The Politics of Swidden farming: Environment and Development in Eastern India
Debojyoti Das


Hardback | Sep 2018 | Anthem Press | 9781783087754 | 272pp | 228x152mm | RFB | AUD$115.00, NZD$139.99

The Politics of Swidden Farming, Environment and Development in Eastern India offers a new explanation for the changes taking place in slash-and-burn (jhum or swidden) farming in the hills and upland areas of eastern India through an ethnographic case study. Today market-led agriculture is transforming land and labour relations. Jhum cultivators are beneficiaries of state schemes, including internationally funded, community-driven development or biodiversity conservation programmes.

The book traces the story of agroecological change and state intervention to colonial times (including post Indian independence) when Nagaland was seen as the frontier of state and civilization. Contemporary agrarian change can be understood by contextualizing farming not just in terms of the science and technology of agriculture or conservation/biodiversity but also in terms of technologies of rule.
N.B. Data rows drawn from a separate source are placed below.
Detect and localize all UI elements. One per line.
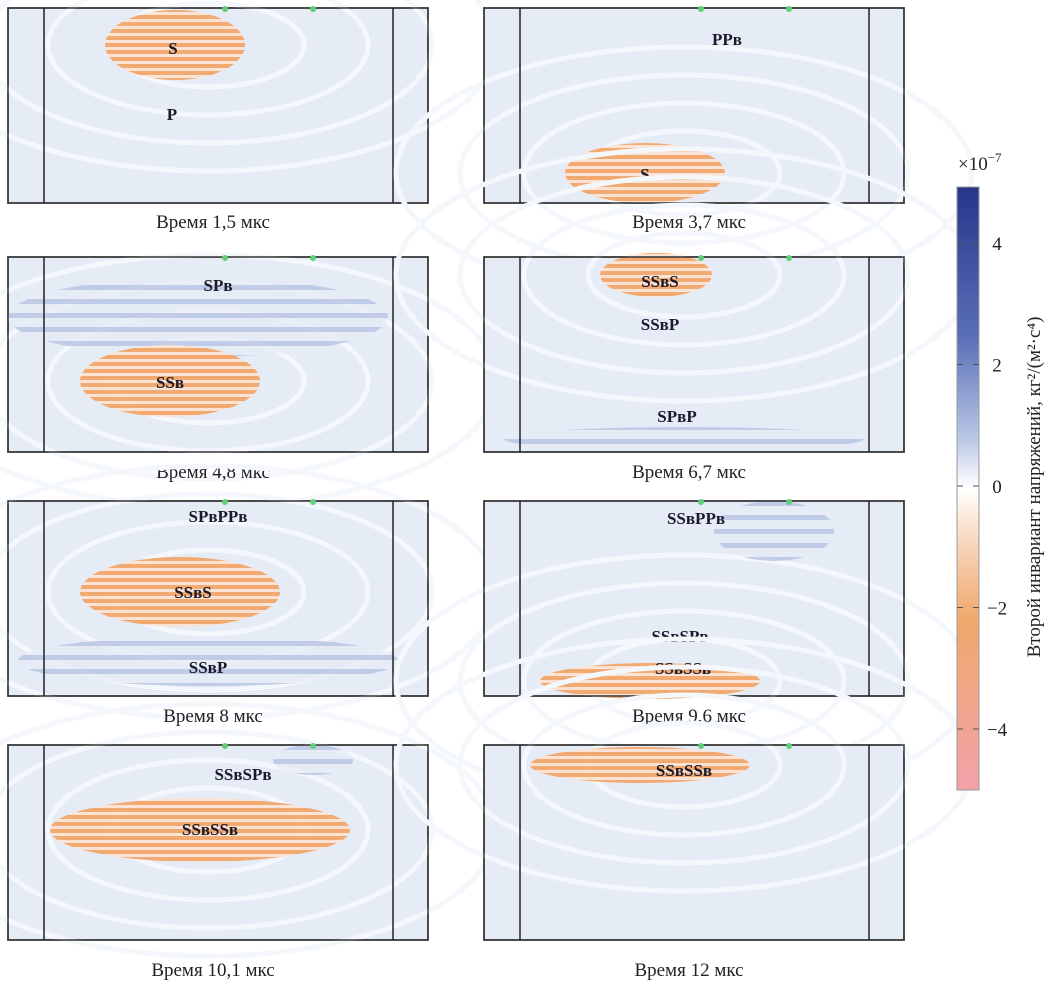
caption: Время 8 мкс <box>163 706 263 727</box>
colorbar-scale: ×10−7 <box>958 150 1002 175</box>
wave-label: SPʙPPʙ <box>189 507 248 526</box>
sensor <box>698 743 704 749</box>
sensor <box>698 6 704 12</box>
wave-blue <box>273 745 353 775</box>
colorbar <box>957 187 979 790</box>
colorbar-tick-label: 2 <box>992 356 1002 377</box>
wave-label: SSʙPPʙ <box>667 509 725 528</box>
wave-label: SPʙP <box>657 407 696 426</box>
figure: SPВремя 1,5 мксPPʙSВремя 3,7 мксSPʙSSʙВр… <box>0 0 1049 985</box>
exponent: −7 <box>988 150 1002 165</box>
wave-label: SSʙSSʙ <box>656 761 712 780</box>
sensor <box>310 6 316 12</box>
wave-blue <box>714 501 834 561</box>
panel: SP <box>0 0 496 203</box>
caption: Время 10,1 мкс <box>151 960 274 981</box>
colorbar-tick-label: −4 <box>987 720 1008 741</box>
sensor <box>310 255 316 261</box>
wave-blob <box>530 747 750 783</box>
wave-label: SSʙP <box>641 315 679 334</box>
colorbar-label: Второй инвариант напряжений, кг²/(м²·с⁴) <box>1024 317 1045 658</box>
wave-label: SSʙS <box>641 272 679 291</box>
wave-label: SSʙS <box>174 583 212 602</box>
sensor <box>310 499 316 505</box>
caption: Время 6,7 мкс <box>632 462 746 483</box>
sensor <box>786 743 792 749</box>
colorbar-tick-label: 4 <box>992 234 1002 255</box>
sensor <box>222 255 228 261</box>
sensor <box>786 255 792 261</box>
sensor <box>222 499 228 505</box>
wave-label: SPʙ <box>203 276 232 295</box>
wave-label: P <box>167 105 177 124</box>
sensor <box>786 499 792 505</box>
caption: Время 12 мкс <box>634 960 743 981</box>
sensor <box>698 499 704 505</box>
multiplier: ×10 <box>958 154 988 175</box>
colorbar-tick-label: 0 <box>992 477 1002 498</box>
wave-blue <box>504 427 864 451</box>
sensor <box>310 743 316 749</box>
wave-label: SSʙSPʙ <box>214 765 271 784</box>
sensor <box>786 6 792 12</box>
wave-label: SSʙ <box>156 373 184 392</box>
sensor <box>222 6 228 12</box>
colorbar-tick-label: −2 <box>987 599 1007 620</box>
wave-blue <box>8 277 388 357</box>
caption: Время 3,7 мкс <box>632 212 746 233</box>
wave-label: PPʙ <box>712 30 742 49</box>
caption: Время 1,5 мкс <box>156 212 270 233</box>
wave-label: SSʙP <box>189 658 227 677</box>
panel: SSʙSPʙ SSʙSSʙ <box>0 704 496 956</box>
wave-label: S <box>168 39 177 58</box>
sensor <box>698 255 704 261</box>
wave-label: SSʙSSʙ <box>182 820 238 839</box>
panel: SPʙPPʙ SSʙS SSʙP <box>0 466 496 718</box>
wave-label: SSʙSPʙ <box>651 627 708 646</box>
sensor <box>222 743 228 749</box>
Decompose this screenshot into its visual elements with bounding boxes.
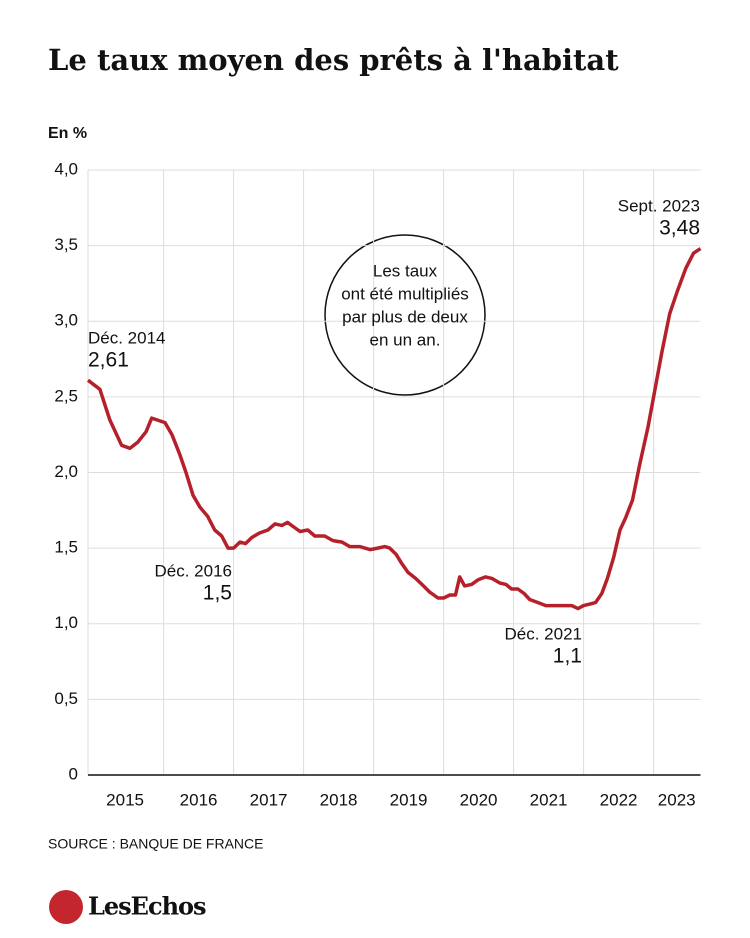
annotation-value: 1,1 bbox=[553, 645, 582, 668]
brand: LesEchos bbox=[88, 892, 206, 921]
x-tick-label: 2017 bbox=[250, 790, 288, 809]
y-tick-label: 2,5 bbox=[54, 386, 78, 405]
y-tick-label: 3,5 bbox=[54, 235, 78, 254]
x-tick-label: 2020 bbox=[460, 790, 498, 809]
x-tick-label: 2016 bbox=[180, 790, 218, 809]
line-series bbox=[86, 247, 702, 611]
annotation-label: Déc. 2016 bbox=[155, 561, 233, 580]
x-tick-label: 2019 bbox=[390, 790, 428, 809]
bubble-text: Les taux bbox=[373, 261, 438, 280]
x-tick-label: 2021 bbox=[530, 790, 568, 809]
x-tick-label: 2022 bbox=[600, 790, 638, 809]
annotation-label: Sept. 2023 bbox=[618, 196, 700, 215]
annotation-value: 2,61 bbox=[88, 349, 129, 372]
y-tick-label: 2,0 bbox=[54, 462, 78, 481]
x-tick-label: 2015 bbox=[106, 790, 144, 809]
bubble-text: ont été multipliés bbox=[341, 284, 469, 303]
bubble bbox=[324, 234, 486, 396]
y-tick-label: 1,0 bbox=[54, 613, 78, 632]
x-tick-label: 2018 bbox=[320, 790, 358, 809]
annotation-value: 1,5 bbox=[203, 582, 232, 605]
annotation-label: Déc. 2021 bbox=[505, 624, 583, 643]
y-axis-label: En % bbox=[48, 125, 87, 142]
y-tick-label: 0,5 bbox=[54, 689, 78, 708]
source: SOURCE : BANQUE DE FRANCE bbox=[48, 836, 263, 852]
y-tick-label: 1,5 bbox=[54, 538, 78, 557]
x-tick-label: 2023 bbox=[658, 790, 696, 809]
annotation-label: Déc. 2014 bbox=[88, 328, 166, 347]
y-tick-label: 0 bbox=[69, 764, 78, 783]
y-tick-label: 4,0 bbox=[54, 159, 78, 178]
y-tick-label: 3,0 bbox=[54, 311, 78, 330]
bubble-text: en un an. bbox=[370, 330, 441, 349]
logo-icon bbox=[49, 890, 83, 924]
annotation-value: 3,48 bbox=[659, 217, 700, 240]
chart-title: Le taux moyen des prêts à l'habitat bbox=[48, 43, 619, 77]
bubble-text: par plus de deux bbox=[342, 307, 468, 326]
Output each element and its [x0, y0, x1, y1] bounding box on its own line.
For the colonial administrators of the Naga Hills — who saw their role partially in terms of rescue and record ethnography — jhum practices were part of backward Naga customs and traditions. Improving farming practices was bound up with indirect rule as a distinct process of governance involving forms of knowledge and intervention. It was political expediency rather than imperial science that changed local agroecologies and pressurized shifting cultivation. Crucially, neighbouring Naga terrace rice cultivators were promoted as offering a more civilized — yet local — alternative.